Returning a struct from a function - strange behavior

[CBFalconer]

.... snip ...


How so? It seems to me that the most natural way to implement
a function returning a struct value involves, in effect,
creating an object of the struct type somewhere in memory and
setting it to the value to be returned. In fact, unless the
struct is no bigger than a machine word, I'm having trouble
thinking of an plausible implementation scheme that doesn't do
this.

Because most C systems simply return function values in a specified
register. If the user wants to ignore that value he just doesn't
use it. If he wants to use it, it is already in place. The
storage feature would require storing all those values somewhere,
just to all a field access. Now the optimizer will have to work
like mad to eliminate all those additions. This is very rough, and
just as I see it immediately. Notice that the lack of action
(ignoring the return value) involves releasing that storage. Ugh.

 

[CBFalconer]

.... snip ...


What bug does it show?

You're right. There is no requirement for a message about UB.

 

[Nate Eldredge]

Because most C systems simply return function values in a specified
register. If the user wants to ignore that value he just doesn't
use it. If he wants to use it, it is already in place. The
storage feature would require storing all those values somewhere,
just to all a field access. Now the optimizer will have to work
like mad to eliminate all those additions.
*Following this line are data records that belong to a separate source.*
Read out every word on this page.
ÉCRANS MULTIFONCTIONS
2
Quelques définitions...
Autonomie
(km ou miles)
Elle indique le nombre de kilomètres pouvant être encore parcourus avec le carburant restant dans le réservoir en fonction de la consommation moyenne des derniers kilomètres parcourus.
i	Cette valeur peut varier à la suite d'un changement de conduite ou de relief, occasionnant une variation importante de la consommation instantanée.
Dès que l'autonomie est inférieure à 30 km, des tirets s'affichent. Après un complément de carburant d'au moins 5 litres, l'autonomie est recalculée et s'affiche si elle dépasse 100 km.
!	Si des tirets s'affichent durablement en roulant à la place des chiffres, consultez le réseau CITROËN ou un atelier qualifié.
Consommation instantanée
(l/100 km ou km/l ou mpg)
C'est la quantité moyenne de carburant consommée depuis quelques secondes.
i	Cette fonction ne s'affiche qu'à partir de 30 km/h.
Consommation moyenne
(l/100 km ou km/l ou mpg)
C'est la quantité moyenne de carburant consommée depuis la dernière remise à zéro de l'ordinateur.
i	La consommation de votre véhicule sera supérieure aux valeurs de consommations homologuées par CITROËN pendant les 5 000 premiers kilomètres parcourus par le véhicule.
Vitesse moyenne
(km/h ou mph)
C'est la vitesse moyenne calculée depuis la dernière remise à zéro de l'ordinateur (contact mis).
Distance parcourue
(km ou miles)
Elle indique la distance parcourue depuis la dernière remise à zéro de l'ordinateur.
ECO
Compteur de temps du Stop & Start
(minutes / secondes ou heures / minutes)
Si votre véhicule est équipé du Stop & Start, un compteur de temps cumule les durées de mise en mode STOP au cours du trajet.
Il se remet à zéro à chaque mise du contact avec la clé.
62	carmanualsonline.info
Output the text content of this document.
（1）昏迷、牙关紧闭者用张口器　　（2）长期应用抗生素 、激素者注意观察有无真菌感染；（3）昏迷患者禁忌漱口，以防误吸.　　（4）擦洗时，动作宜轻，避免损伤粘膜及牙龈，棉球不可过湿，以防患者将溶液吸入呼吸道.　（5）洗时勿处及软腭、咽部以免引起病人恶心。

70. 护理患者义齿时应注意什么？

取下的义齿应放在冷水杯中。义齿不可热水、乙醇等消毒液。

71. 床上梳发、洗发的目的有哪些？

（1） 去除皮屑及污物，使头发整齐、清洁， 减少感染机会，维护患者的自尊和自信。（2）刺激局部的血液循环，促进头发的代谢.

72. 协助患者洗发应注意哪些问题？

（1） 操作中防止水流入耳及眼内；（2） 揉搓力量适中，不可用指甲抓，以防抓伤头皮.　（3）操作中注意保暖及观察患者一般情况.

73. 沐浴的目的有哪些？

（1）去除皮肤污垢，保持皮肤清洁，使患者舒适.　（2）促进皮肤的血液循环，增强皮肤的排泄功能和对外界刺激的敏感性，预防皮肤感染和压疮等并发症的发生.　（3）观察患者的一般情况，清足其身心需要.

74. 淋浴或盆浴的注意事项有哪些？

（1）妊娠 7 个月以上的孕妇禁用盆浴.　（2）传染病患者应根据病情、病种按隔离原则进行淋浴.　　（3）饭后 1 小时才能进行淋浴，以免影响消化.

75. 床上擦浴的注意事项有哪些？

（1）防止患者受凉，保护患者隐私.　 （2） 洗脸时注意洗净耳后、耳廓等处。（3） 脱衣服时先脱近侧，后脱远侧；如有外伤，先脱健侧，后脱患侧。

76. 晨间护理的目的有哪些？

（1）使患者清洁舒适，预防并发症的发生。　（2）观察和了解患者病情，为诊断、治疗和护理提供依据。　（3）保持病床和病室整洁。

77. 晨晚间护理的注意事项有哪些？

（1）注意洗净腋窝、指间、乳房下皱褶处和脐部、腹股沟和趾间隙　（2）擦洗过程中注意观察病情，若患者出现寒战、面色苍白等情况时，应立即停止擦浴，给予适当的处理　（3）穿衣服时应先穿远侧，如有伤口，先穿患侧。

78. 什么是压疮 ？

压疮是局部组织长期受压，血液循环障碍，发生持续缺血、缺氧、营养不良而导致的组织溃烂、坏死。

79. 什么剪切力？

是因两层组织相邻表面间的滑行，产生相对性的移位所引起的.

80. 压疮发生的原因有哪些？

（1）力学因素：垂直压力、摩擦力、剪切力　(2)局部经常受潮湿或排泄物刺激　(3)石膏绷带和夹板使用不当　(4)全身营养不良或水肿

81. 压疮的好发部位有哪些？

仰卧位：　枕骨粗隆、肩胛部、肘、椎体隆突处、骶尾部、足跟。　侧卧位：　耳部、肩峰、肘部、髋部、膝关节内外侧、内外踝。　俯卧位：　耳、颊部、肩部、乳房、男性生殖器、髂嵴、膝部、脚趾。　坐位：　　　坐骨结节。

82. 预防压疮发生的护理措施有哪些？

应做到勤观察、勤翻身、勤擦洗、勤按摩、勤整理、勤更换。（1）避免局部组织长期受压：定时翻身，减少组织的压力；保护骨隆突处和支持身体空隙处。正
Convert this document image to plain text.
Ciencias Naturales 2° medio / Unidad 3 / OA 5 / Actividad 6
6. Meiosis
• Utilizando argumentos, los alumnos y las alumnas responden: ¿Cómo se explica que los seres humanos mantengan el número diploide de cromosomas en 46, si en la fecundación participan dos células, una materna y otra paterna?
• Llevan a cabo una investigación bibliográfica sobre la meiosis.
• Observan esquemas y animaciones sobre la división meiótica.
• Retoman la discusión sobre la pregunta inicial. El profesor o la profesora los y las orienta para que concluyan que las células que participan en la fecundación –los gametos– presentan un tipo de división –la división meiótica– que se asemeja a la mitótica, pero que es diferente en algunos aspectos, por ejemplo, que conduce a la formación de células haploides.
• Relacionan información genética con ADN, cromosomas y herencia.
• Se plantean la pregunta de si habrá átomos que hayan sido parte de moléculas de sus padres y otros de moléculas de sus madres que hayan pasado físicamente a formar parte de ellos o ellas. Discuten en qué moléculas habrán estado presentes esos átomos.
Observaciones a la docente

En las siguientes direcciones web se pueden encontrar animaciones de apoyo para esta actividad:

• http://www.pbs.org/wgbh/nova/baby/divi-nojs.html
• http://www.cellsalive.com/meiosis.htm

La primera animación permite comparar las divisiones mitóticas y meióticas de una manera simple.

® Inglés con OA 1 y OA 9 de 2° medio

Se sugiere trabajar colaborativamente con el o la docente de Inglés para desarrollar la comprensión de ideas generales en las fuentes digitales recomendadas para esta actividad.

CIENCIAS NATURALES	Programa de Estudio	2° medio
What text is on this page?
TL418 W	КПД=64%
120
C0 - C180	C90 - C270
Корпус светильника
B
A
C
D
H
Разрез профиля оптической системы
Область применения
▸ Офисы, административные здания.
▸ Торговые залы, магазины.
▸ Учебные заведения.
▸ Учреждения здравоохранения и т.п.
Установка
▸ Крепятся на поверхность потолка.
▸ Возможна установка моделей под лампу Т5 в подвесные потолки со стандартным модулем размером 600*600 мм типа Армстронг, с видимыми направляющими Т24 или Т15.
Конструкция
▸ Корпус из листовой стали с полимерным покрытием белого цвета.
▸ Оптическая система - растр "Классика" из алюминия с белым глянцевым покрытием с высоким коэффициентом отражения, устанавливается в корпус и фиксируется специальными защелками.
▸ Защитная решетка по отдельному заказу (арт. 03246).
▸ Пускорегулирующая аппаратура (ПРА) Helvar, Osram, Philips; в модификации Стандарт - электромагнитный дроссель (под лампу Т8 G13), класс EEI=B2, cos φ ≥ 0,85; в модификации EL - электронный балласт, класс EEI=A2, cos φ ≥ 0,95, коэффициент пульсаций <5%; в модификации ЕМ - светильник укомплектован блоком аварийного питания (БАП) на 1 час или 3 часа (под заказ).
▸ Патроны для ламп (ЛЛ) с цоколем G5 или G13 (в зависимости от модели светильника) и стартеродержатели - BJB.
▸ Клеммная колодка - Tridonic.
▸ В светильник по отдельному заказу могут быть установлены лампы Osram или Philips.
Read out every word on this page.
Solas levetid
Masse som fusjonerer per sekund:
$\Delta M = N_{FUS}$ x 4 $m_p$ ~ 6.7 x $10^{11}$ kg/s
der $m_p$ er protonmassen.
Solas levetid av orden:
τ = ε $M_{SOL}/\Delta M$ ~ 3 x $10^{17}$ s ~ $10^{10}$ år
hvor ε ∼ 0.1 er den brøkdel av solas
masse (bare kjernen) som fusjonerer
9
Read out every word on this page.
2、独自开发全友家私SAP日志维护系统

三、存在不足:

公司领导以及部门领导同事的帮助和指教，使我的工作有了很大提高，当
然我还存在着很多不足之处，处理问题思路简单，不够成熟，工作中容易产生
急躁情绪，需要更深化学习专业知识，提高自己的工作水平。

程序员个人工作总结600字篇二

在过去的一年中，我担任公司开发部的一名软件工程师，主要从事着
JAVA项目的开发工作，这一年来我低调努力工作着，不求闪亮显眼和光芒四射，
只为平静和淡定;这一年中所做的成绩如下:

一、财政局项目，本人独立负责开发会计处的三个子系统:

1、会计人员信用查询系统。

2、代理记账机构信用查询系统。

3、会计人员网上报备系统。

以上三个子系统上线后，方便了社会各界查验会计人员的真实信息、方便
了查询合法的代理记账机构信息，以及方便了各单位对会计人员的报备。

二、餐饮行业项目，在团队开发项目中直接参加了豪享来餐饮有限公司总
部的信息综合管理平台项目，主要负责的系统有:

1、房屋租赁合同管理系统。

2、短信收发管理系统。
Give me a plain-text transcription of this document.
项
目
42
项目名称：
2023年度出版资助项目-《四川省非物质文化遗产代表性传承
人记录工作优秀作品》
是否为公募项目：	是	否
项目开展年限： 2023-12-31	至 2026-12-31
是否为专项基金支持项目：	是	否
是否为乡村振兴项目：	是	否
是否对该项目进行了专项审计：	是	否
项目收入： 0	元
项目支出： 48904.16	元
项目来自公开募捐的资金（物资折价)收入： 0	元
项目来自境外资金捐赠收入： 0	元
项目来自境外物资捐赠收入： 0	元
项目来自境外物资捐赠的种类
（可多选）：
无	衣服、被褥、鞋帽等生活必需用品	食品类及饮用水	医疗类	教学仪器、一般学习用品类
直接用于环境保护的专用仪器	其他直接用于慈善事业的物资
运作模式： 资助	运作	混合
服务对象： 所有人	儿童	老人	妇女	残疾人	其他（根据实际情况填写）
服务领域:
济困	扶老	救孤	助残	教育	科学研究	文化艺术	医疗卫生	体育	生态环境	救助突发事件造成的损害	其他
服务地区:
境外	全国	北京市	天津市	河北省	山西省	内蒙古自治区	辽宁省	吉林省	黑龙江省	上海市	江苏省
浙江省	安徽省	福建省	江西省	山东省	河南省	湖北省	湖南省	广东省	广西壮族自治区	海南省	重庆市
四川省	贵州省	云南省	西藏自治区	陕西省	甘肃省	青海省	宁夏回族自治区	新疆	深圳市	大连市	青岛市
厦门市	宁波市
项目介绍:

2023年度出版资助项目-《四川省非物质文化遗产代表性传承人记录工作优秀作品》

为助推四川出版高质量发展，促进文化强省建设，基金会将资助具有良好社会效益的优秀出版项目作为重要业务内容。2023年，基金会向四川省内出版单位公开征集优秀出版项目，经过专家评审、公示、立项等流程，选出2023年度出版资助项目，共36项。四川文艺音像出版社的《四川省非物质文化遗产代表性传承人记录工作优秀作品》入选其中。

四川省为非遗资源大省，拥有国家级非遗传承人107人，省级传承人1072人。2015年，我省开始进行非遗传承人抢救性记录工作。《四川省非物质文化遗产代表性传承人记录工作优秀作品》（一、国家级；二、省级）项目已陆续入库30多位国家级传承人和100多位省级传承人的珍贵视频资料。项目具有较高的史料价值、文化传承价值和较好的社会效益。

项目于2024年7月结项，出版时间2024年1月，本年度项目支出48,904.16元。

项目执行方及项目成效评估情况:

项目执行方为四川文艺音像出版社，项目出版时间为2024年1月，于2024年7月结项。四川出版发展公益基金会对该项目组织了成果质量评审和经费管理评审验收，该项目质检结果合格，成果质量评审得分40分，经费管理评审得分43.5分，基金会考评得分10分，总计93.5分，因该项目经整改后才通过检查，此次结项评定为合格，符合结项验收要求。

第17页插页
This is very rough, and
just as I see it immediately. Notice that the lack of action
(ignoring the return value) involves releasing that storage. Ugh.

I'm trying to follow this discussion and not succeeding. If I
understand you correctly, what you're trying to avoid is what already
happens. Calling conventions usually do specify that the return value
goes in a certain register, *if* it is of a type appropriate to fit in
that register. But most structs will not fit in a register, so there
is no alternative to storing the return value in memory somewhere.
Normally the calling function allocates space on the stack.
"Releasing the storage" is very easy because it happens automatically
when the function returns.

You are correct in that it needs to allocate this space even if the
return value is going to be ignored. But again, this is already the
case. As I understand it, the only difference between the current
state of affairs and what's proposed for C1x is how long the compiler
has to keep the return value intact before it can write over it.

Are you proposing to do away entirely with the ability to return
structs from C functions? Given the problems that arise, one might
argue that adding them to C was ill-considered, but I think it's too
late to take them back now.

 

[Nick Keighley]

Nick Keighleywrote:


The program is incorrect.  There is no requirement for UB to cause
an error message.

sorry? If its UB it can anything it likes. There may be no
requirement
to produce an error message (a diagnostic) but there can't be
anything
wrong with producing a diagnostic. So why is (this version) of gcc
buggy?

 

[Nick Keighley]

If I've understood the rest of the thread. This is Undefined
Behaviour.

how can it be "correct" if its Undefined Behaviour?
Is lcc operating in C89 or C99 mode?

No, lcc-win's UB is such as to hide the problem.

what problem? If it's UB it can what it likes. That's what
UB is for, to make life easy for implementors.

And to be honest printing the string seems like the sanest
possible implementation.

 

[lovecreatesbeauty]

...make_person().name reveals an anomaly in the C type
system; it should be a value of type char[40], which
should decay to a pointer to the first element of the
corresponding array object, but there is no array object,
just a value.

My question then is if there is no array object why does
the &make_person().name[0] works?

It doesn't, since name doesn't decay to a pointer. Even

It seems it's still an array

int main(void) {

/* printf("%s\n", make_person().name); */

size_t n = sizeof make_person().name;
size_t i;

printf("%d\n", n);
for (i = 0; i < n; i++)
printf("%c", make_person().name);
return 0;
}

$ gcc --version
gcc (GCC) 4.1.2 20061115 (prerelease) (Debian 4.1.1-21)
Copyright (C) 2006 Free Software Foundation, Inc.
This is free software; see the source for copying conditions. There
is NO
warranty; not even for MERCHANTABILITY or FITNESS FOR A PARTICULAR
PURPOSE.

$ make && ./a.out
gcc -ansi -pedantic -Wall -W -c -o a.o a.c
a.c: In function ‘main’:
a.c:24: warning: ISO C90 forbids subscripting non-lvalue array
gcc a.o -o a.out
40
alexander$
$

if it did, & requires an object. In other words, it works
by ub. Segfault is one example of ub, 'works just fine' is
another.

The question is why people went out of their way to cause
your sample to suddenly segfault. [Why they did a half
job is lesser question.]

 

[Antoninus Twink]

I'm trying to follow this discussion and not succeeding.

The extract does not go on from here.